At step 245, a vacuum is drawn using the vacuum source. In the exemplary approach, the handle of the syringe 36 is pulled back. As the vacuum is drawn, fluid is generally drawn from the treatment area around the target tissue 92, through inner lumen 18 to the syringe 36. Fluid may be drawn through one or more fluid passage slots 28, as well as through open distal end 36 of cannula device 12. In the exemplary approach, the handle of syringe 36 may continue to be pulled until, for instance, a predetermined amount of resistance is encountered.
At step 250, the directional valve 30 is operated to cease fluid communication between the vacuum source and inner lumen 18.
Finally, at step 255, the treatment area around target tissue 92 may be imaged with an imaging device, such as MRI.
Among other features, the medical system of the present disclosure reduces fluid around a treatment area in a manner that allows improved imaging of the treatment area under MRI or other visualization modality.

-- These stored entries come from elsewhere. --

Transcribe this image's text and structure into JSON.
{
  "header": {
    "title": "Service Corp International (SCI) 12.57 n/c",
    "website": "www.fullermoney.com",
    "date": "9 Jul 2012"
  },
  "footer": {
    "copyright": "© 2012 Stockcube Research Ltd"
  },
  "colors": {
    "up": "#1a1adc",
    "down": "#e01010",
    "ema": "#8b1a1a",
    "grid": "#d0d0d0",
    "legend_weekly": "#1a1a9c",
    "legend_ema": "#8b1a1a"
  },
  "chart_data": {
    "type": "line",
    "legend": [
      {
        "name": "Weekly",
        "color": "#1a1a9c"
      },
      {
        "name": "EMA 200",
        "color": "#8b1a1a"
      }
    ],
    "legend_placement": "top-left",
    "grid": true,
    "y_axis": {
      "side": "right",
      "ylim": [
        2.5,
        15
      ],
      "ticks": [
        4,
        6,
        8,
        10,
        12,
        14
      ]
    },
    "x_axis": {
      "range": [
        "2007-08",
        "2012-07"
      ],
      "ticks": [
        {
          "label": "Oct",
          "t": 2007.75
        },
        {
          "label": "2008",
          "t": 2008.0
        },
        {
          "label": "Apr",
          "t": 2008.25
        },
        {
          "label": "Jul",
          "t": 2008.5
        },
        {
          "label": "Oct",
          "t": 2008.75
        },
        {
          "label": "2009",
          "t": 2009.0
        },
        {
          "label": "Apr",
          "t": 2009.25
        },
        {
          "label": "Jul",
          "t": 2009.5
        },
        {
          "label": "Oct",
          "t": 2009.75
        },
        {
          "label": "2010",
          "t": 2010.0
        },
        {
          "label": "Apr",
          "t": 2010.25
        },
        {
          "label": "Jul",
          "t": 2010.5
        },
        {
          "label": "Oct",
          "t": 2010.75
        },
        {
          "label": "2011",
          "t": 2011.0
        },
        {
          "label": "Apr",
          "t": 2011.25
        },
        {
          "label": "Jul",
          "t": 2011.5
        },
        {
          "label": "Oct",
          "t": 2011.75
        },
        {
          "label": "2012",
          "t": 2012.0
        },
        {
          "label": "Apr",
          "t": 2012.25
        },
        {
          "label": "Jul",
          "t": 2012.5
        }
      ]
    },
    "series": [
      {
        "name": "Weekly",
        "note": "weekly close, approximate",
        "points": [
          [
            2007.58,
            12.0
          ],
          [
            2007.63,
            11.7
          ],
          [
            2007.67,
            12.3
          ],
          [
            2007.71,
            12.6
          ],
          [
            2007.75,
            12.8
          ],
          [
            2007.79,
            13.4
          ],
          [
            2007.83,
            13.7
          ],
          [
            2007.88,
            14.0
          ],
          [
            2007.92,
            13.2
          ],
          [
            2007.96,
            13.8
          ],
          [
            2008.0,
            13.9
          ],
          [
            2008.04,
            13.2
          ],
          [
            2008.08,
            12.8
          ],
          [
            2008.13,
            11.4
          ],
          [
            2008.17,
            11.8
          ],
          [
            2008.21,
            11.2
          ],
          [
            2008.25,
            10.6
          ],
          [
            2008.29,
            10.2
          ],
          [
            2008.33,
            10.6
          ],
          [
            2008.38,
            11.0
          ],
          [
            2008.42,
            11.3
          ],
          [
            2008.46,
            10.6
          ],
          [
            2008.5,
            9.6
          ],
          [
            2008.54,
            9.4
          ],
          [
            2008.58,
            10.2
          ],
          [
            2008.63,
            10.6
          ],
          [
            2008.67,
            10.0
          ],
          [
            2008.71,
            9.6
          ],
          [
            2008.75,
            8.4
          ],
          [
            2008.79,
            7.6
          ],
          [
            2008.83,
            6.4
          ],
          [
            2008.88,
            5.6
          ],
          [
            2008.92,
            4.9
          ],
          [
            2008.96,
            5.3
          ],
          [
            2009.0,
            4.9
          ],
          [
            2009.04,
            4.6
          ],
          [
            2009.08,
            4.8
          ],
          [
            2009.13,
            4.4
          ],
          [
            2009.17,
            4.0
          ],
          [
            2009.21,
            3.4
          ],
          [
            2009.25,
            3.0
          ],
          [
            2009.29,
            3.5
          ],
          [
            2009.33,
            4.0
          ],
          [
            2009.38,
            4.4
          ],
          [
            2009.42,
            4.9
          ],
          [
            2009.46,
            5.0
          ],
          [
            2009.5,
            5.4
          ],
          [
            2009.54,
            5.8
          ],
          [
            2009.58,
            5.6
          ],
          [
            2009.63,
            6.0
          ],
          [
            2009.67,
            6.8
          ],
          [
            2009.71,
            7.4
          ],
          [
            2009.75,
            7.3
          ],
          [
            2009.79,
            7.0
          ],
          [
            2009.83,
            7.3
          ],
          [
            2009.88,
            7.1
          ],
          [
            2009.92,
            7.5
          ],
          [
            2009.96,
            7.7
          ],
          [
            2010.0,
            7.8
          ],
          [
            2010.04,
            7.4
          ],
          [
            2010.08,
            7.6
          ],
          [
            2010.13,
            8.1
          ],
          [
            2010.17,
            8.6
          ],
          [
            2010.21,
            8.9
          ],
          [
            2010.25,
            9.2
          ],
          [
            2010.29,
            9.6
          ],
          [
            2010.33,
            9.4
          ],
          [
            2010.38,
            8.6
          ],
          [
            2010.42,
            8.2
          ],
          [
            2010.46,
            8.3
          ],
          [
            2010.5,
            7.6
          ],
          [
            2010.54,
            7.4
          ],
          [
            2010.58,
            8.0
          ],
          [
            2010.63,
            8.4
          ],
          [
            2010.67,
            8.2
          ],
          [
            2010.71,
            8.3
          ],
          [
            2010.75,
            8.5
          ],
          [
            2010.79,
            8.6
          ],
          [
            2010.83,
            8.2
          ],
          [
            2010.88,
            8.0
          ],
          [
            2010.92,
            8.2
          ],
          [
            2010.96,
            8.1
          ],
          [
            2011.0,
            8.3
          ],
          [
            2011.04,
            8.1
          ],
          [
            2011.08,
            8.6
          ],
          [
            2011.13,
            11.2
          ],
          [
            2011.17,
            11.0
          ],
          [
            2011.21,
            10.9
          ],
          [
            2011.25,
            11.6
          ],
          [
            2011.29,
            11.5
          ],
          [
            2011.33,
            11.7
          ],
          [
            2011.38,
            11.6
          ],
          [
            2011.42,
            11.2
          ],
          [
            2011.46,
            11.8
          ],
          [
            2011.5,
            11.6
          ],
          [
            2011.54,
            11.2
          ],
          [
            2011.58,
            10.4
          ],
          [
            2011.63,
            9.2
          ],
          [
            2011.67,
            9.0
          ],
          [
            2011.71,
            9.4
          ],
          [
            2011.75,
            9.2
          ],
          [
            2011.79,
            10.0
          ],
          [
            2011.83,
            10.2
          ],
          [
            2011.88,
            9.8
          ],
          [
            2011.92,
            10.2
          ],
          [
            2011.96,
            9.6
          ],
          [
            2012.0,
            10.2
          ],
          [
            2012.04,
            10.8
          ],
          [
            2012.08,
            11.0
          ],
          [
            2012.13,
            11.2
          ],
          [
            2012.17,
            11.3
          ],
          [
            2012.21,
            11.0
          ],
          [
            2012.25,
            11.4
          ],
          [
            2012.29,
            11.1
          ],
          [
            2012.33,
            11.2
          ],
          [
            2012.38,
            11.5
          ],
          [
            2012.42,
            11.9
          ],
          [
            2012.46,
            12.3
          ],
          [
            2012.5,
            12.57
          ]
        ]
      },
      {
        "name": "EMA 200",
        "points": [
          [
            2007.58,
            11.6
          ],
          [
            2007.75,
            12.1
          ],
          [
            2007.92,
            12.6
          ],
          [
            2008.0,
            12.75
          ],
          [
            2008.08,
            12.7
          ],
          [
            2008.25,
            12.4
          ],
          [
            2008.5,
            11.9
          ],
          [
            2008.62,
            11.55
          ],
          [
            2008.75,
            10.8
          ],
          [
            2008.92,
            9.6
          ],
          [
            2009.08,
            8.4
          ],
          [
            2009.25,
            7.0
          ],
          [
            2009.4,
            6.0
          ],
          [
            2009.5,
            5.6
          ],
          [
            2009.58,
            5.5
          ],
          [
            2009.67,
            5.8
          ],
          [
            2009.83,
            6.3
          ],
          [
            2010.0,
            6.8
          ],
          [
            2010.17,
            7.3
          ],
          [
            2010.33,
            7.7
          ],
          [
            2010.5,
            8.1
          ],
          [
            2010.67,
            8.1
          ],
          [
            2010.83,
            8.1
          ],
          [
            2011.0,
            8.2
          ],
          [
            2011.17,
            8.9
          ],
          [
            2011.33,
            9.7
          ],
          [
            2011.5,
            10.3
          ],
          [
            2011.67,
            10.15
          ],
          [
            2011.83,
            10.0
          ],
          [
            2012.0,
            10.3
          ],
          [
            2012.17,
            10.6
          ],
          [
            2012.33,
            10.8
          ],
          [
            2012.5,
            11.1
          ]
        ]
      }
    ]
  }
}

The present disclosure has been particularly shown and described with reference to the foregoing approaches, which are merely illustrative of the best modes for carrying out the disclosure. It should be understood by those skilled in the art that various alternatives to the approaches described herein may be employed in practicing the disclosure without departing from the spirit and scope of the disclosure as defined in the following claims. It is intended that the following claims define the scope of the disclosure and that the method and apparatus within the scope of these claims and their equivalents be covered thereby. This description should be understood to include all novel and non-obvious combinations of elements described herein, and claims may be presented in this or a later application to any novel and non-obvious combination of these elements. Moreover, the foregoing approaches are illustrative, and no single feature or element is essential to all possible combinations that may be claimed in this or a later application.